The Enron and WorldCom debacles
opened everyone’s eyes to the fact
that greed and mismanagement can lead to negative consequences in large
companies. The result was the Sarbanes-Oxley Act (SOX) of 2002.
However, SOX has mostly had a negative
effect on corporations, according to James
Strain, shareholder/director, chair of the
Business Law Practice Group of Sommer
Barnard PC.
Smart Business spoke with Strain about
how much SOX has cost publicly held corporations and whether reexamining it
would be worthwhile.
Has the act accomplished the legislative justifications for its passage?
The stated legislative justifications for the
passage of SOX were to address systemic
and structural weaknesses affecting the
capital markets, ultimately for the purpose
of protecting investors by improving the
reliability and accuracy of corporate disclosures made pursuant to the securities
laws. It’s fair to say that SOX has increased
corporate awareness of public disclosure
responsibility, and has largely decoupled
the rendering of auditing and other services offered by accounting firms. Whether it
has had any hand in restoring investor confidence, however, is far more problematic.

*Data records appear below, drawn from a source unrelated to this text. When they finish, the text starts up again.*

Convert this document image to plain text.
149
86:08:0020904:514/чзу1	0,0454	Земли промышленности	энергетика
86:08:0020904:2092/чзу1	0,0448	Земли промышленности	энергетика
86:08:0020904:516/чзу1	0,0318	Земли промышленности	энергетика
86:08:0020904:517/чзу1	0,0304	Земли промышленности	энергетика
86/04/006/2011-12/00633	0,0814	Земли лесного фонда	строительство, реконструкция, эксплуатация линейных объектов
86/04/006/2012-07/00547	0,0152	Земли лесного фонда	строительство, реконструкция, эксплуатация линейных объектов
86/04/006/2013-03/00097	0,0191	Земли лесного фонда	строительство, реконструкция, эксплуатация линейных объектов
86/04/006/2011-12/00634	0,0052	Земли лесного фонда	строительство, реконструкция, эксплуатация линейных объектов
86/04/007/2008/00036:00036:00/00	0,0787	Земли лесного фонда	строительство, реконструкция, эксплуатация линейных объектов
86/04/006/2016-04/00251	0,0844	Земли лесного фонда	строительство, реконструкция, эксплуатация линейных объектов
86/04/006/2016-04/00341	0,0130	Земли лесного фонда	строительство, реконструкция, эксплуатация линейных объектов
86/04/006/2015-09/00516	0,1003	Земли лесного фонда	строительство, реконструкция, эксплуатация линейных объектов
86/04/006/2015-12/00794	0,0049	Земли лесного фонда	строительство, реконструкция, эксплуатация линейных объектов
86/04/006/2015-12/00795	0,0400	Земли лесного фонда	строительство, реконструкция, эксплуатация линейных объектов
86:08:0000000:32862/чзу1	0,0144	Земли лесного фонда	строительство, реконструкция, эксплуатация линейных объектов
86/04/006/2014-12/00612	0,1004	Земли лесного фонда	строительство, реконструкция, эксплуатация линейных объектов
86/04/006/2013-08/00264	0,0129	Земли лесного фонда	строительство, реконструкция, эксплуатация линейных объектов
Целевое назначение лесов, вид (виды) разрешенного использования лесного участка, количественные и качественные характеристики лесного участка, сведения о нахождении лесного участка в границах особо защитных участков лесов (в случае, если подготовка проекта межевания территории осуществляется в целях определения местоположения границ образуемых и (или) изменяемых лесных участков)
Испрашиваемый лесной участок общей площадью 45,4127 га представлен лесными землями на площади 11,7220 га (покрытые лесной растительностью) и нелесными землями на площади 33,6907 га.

Was SOX necessary to accomplish the
asserted justifications?
As passed, SOX contained some good
features and many bad features. It’s often
thought of as a statute fraught with unintended consequences. The Securities and
Exchange Commission (SEC) had enough
authority before SOX to have caught and
punished those who engaged in securities
fraud. The rules imposed on lawyers (‘up
the ladder’ reporting of securities fraud,
withdrawal from an engagement, etc.) had
been required by the SEC since 1980.
The incentives changed with the passage
of SOX. There was a perception that lower-level employees of publicly held corporations could ‘blow the whistle’ on securities
fraud with impunity and that CEOs could go to jail for signing off on bad financial
statements. Independence of board members on audit and other committees and
independence of auditing firms became a
mandate, because of both SOX and the
self-regulatory organizations, such as the
New York Stock Exchange and NASDAQ,
imposing their wills. What changed for
lawyers was sweeping state law breaches
of fiduciary duty in with securities fraud.
As important as SOX was in these
changes, the rise of percentage of investments made by institutional investors and
the fact that they’ve ceded many duties to
organizations such as Institutional Shareholder Services has had an equally important, if not greater, effect on corporate governance and responsibility. This trend is
unrelated to the passage of SOX.
What has compliance with SOX cost publicly
held corporations?
In 2004, Foley & Lardner found that, for
publicly held companies with revenues
under $1 billion, the average continuing
annual costs of being public more than
doubled from $1.3 to $2.9 million. Of the
115 companies responding to the survey, 21 percent were considering going private,
6 percent were considering selling and 7
percent were considering merging, all
because of the cost of SOX compliance.
In a Ph.D. dissertation by Ivy Xiying Zhang
(Economic Consequences of the Sarbanes-Oxley Act of 2002), the author concludes ‘the
loss in market value around the most significant SOX rulemaking events amounts to $1.4
trillion, which likely reflects direct compliance costs, indirect costs and expected costs
of future anti-business legislation.’
Have the costs of compliance hurt the country in unintended ways?
It seems clear to me that the country has
been hurt by SOX. The loss of market value
of securities aside, many believe that capital market innovation, long a strength of
the American economy, is being driven to
foreign countries since the costs of compliance are sufficiently less and their markets
are sufficiently global.
Also, the mandated independence has
created more of a combative relationship
between executives of publicly held companies and their directors. Directors are
more worried about personal liability and
asserting their independence than they are
about making sure the corporation is headed in the right direction. CEOs are spending more time kowtowing to their boards’
desires than strategically planning for the
long-term. This trend will undoubtedly hurt
the competitiveness of U.S. companies and
their ability to prosper.
Has SOX been worth its cost to the country or
should it be revisited?
It may be too soon to say there’s an irreversible move away from U. S. capital markets towards global markets elsewhere,
but that trend should be a concern. It
seems to me that a more thoughtful
approach to SOX and an examination of
the consequences to date would be good
for the country and for the economy.